Minority Applicants Increased
Nearly One-third of Applicants Call Themselves Minorities
The number of minority students and women applying to Harvard has increased this year with almost a third of all applicants identifying themselves as minorities, according to admissions officials.
Of the 13,850 students that applied this year, 4,571 students identified themselves as minorities. The number of overall applications increased from last year's total of 12,589.
Mexican American applicants jumped 21.4 percent over last year to 329, while Black applicants grew by 20.9 percent from last year's total to 834. The number of Asian-American applicants increased by 5.9 percent from last year to 2,819.
The number of minority applications this year has been more under scrutiny this year than in the past because of the low number of Black students who entered the Class of 1996. The admissions office conducted a special second recruitment for Black applicants in December.
Admissions office officials said they have launched an aggressive campaign to attract minority applicants in addition to a direct mail program that targets 25,000 potential applicants.
But some minority students feel that Harvard is not looking in the right places.
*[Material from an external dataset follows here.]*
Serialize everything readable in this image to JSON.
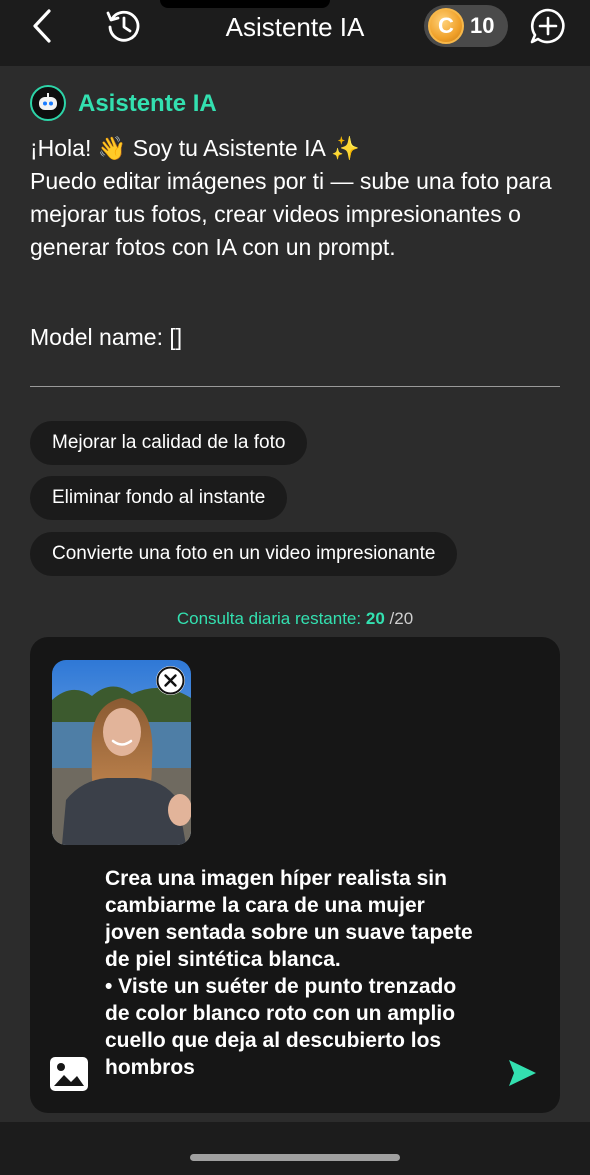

Cynthia D. Johnson '96 said that when recruiters visited her primarily white school they overlooked minority students.
"The Admissions Office should recruit qualified minorities from the inner-city schools and schools where there may only be two or three minorities," Johnson said.
Senior Admissions Officer David L. Evans said yesterday that recruiters visit inner-city high schools with many minority students as well as predominantly white schools to attract minorities.
"We do make special efforts to equally recruit minorities within the inner-city school systems as well as the predominantly white schools," Evans said.
The increase in minority applicants may not guarantee an increase in minority enrollment. Last year an approximately average number of Black students were accepted into the Class of 1996, but many chose to attend other universities which offered them larger financial aid packages.
"The minority students that we do accept often attend those schools with larger financial packages," Evans said.